Bundeschampionat der Geländepferde 2010
Wertvoller Deckhengst macht das Rennen
VON WOLF-DIETRICH NAHR
Zwei Kaderreiter stellen in diesem Jahr die beiden Bundeschampions bei den Vielseitigkeitspferden, Andreas Dibowski und Kai-Steffen Meier.
Dibo gewann die Königsklasse der jungen Buschpferde mit einem ziemlich außergewöhnlichen Vierbeiner: Bundeschampionatssieger bei den Sechsjährigen wurde der Trakehner Hengste Songline von Summertime und aus einer Exclusiv-Mutter. Dieser war 2006 aus der Körung der Trakehner Hengst als Sieger hervorgegangen und dann bei der anschließenden Auktion zum Preis von 320.000 Euro an den jetzigen Besitzer Gustav Schickedanz aus Kanada gegangen. Andreas Dibowski im buschreiter-Interview: "Es ist recht ungewöhnlich, das ein solches Pferd bei uns im Sport landet." Der Profi hat dann 2009 begonnen, mit dem Pferd zu arbeiten, dann aber festgestellt, dass sich der Deckeinsatz mit den sportlichen Ambitionen nur schwer vereinbaren lässt. Nachdem Songline ab Juli 2009 nicht mehr als Vererber ran musste, stellte sich eine kontinuierliche Leistungssteigerung bei dem Hengst ein.
Mit zwei Jockeys qualifiziert
Der Summertime-Sohn wurde im vergangenen Jahr zwar fürs Bundeschampionat qualifiziert, aber Andreas Dibowski konnte den Hengst wegen der Sturzfolgen in Schenefeld in Warendorf nicht vorstellen. Dieser verletzungsbedingte Ausfall hatte übrigens zur Folge, dass Andreas Dibowski in diesem Jahr alle Pferde mit einem zweiten Reiter fürs Bundeschampionat qualifiziert hat.
"Rasante Entwicklung"
Dibo attestiert dem Bundeschampion Songline eine "rasante und sehr kontinuierliche Entwicklung": Der Hengst gewann vor vier Wochen mit Franziska Haunhorst das Springchampionat beim Trakehner Bundesturnier in Hannover und vor zwei Wochen den CIC* in Bad Harzburg. "Die außergewöhnliche Erfolgsserie spricht für die Qualität und Vielseitigkeit des Pferdes", sagte Andreas Dibowski im buschreiter-Interview.

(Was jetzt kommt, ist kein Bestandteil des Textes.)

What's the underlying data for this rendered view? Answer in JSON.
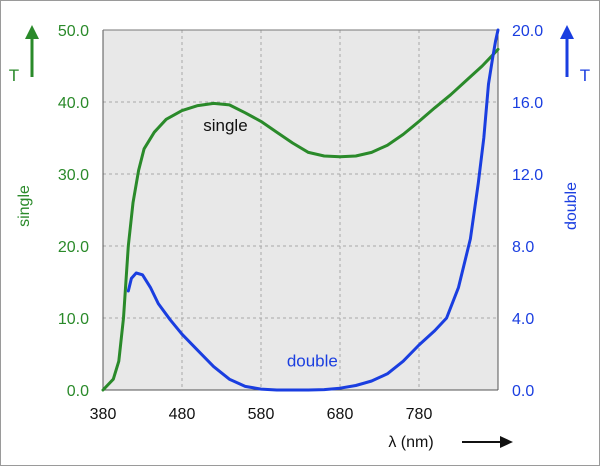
{
  "chart_data": {
    "type": "line",
    "x_axis": {
      "label": "λ (nm)",
      "ticks": [
        380,
        480,
        580,
        680,
        780
      ],
      "range": [
        380,
        880
      ]
    },
    "y_axis_left": {
      "label": "single",
      "unit_label": "T",
      "ticks": [
        "0.0",
        "10.0",
        "20.0",
        "30.0",
        "40.0",
        "50.0"
      ],
      "range": [
        0,
        50
      ],
      "color": "#2a8a2a"
    },
    "y_axis_right": {
      "label": "double",
      "unit_label": "T",
      "ticks": [
        "0.0",
        "4.0",
        "8.0",
        "12.0",
        "16.0",
        "20.0"
      ],
      "range": [
        0,
        20
      ],
      "color": "#1a3ee0"
    },
    "grid": true,
    "series": [
      {
        "name": "single",
        "axis": "left",
        "color": "#2a8a2a",
        "points": [
          [
            380,
            0.0
          ],
          [
            393,
            1.5
          ],
          [
            400,
            4.0
          ],
          [
            406,
            10.0
          ],
          [
            412,
            20.0
          ],
          [
            418,
            26.0
          ],
          [
            425,
            30.5
          ],
          [
            432,
            33.5
          ],
          [
            445,
            35.8
          ],
          [
            460,
            37.6
          ],
          [
            480,
            38.8
          ],
          [
            500,
            39.5
          ],
          [
            520,
            39.8
          ],
          [
            540,
            39.6
          ],
          [
            560,
            38.5
          ],
          [
            580,
            37.3
          ],
          [
            600,
            35.8
          ],
          [
            620,
            34.3
          ],
          [
            640,
            33.0
          ],
          [
            660,
            32.5
          ],
          [
            680,
            32.4
          ],
          [
            700,
            32.5
          ],
          [
            720,
            33.0
          ],
          [
            740,
            34.0
          ],
          [
            760,
            35.5
          ],
          [
            780,
            37.3
          ],
          [
            800,
            39.2
          ],
          [
            820,
            41.0
          ],
          [
            840,
            43.0
          ],
          [
            860,
            45.0
          ],
          [
            873,
            46.5
          ],
          [
            880,
            47.3
          ]
        ]
      },
      {
        "name": "double",
        "axis": "right",
        "color": "#1a3ee0",
        "points": [
          [
            412,
            5.5
          ],
          [
            416,
            6.2
          ],
          [
            422,
            6.5
          ],
          [
            430,
            6.4
          ],
          [
            440,
            5.7
          ],
          [
            450,
            4.8
          ],
          [
            465,
            3.9
          ],
          [
            480,
            3.1
          ],
          [
            500,
            2.2
          ],
          [
            520,
            1.3
          ],
          [
            540,
            0.6
          ],
          [
            560,
            0.2
          ],
          [
            580,
            0.05
          ],
          [
            600,
            0.0
          ],
          [
            620,
            0.0
          ],
          [
            640,
            0.0
          ],
          [
            660,
            0.02
          ],
          [
            680,
            0.1
          ],
          [
            700,
            0.25
          ],
          [
            720,
            0.5
          ],
          [
            740,
            0.9
          ],
          [
            760,
            1.6
          ],
          [
            780,
            2.5
          ],
          [
            800,
            3.3
          ],
          [
            815,
            4.0
          ],
          [
            830,
            5.7
          ],
          [
            845,
            8.4
          ],
          [
            855,
            11.5
          ],
          [
            862,
            14.0
          ],
          [
            868,
            17.0
          ],
          [
            873,
            18.4
          ],
          [
            877,
            19.4
          ],
          [
            880,
            20.0
          ]
        ]
      }
    ],
    "annotations": [
      {
        "text": "single",
        "x": 535,
        "y": 36.0,
        "axis": "left",
        "color": "#111111"
      },
      {
        "text": "double",
        "x": 645,
        "y": 1.3,
        "axis": "right",
        "color": "#1a3ee0"
      }
    ],
    "arrow_direction": "right"
  }
}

Züchter des Pferdes ist das Gestüt Hämelschenburg.
Bei den Fünfjährigen sicherte sich den Championatstitel Royal Sun von Rocket Star und aus einer Espri-Mutter unter Kai-Steffen Meier. Und eigentlich sollte der Rheinländer Wallach ein Dressurpferd werden, denn Meiers Lebensgefährtin, die Dressurreiterin Miriam Becher, hatte sich Royal Sun als Fohlen beim Züchter Peter Scheimanns (Nettetal) ausgeguckt und im Alter von zwei Wochen gekauft. Er ist ein Halbbruder von Miriam Bechers Rogero. Der Busch-Championatsreiter und die Grand-Prix-Reiterin besorgten dann gemeinsam die Grundausbildung das nachmaligen Bundeschampions. "Da hat sich gezeigt, dass seine Stärken in der Vielseitigkeit liegen, er springt sehr gut und ist gut in der Dressur, aber er eignet sich nicht so sehr für die Spezialdressur", sagte Kai-Steffen Meier im buschreiter-Interview.
Kurz und abgedreht
Royal Sun absolvierte die Qualifizierungs-Tour "sehr souverän", berichtet der Reiter. "Das Bundeschampionat war jetzt natürlich die Krönung." Der Wallach ist ganz nach dem Geschmack von Kai-Steffen Meier: "Mit 1,64 Metern wahrlich der nicht der Größte, aber kurz und abgedreht. Keine Frage, dass es schon im Vorfeld des Bundeschampionats Interessenten für das Pferd gegeben hat. Doch ob Royal Sun nun den Stall wechseln wird, ist noch nicht ausgemacht. Da wird naturgemäß der Besitzer, Klaus Becher, Vater von Miriam Becher, ein gewichtiges Wort mitreden.
"Kleine Turnübung"
Qualifikations- und Finalanforderungen bewegten sich dem Vernehmen nach wie gewöhnt am oberen Level. Kai-Steffen Meier profitierte voll von den Möglichkeiten des neuen Reglements: Bei der Test- und Einlaufprüfung am Donnerstag vollführte Meier nach einem Rumpler von Royal Sun eine "kleine Turnübung" und stand plötzlich neben dem Pferd. Das Malheur blieb folgenlos: Der Wallach qualifizierte sich später und präsentierte sich im Finale am Sonntag in "Hochform", so Meier.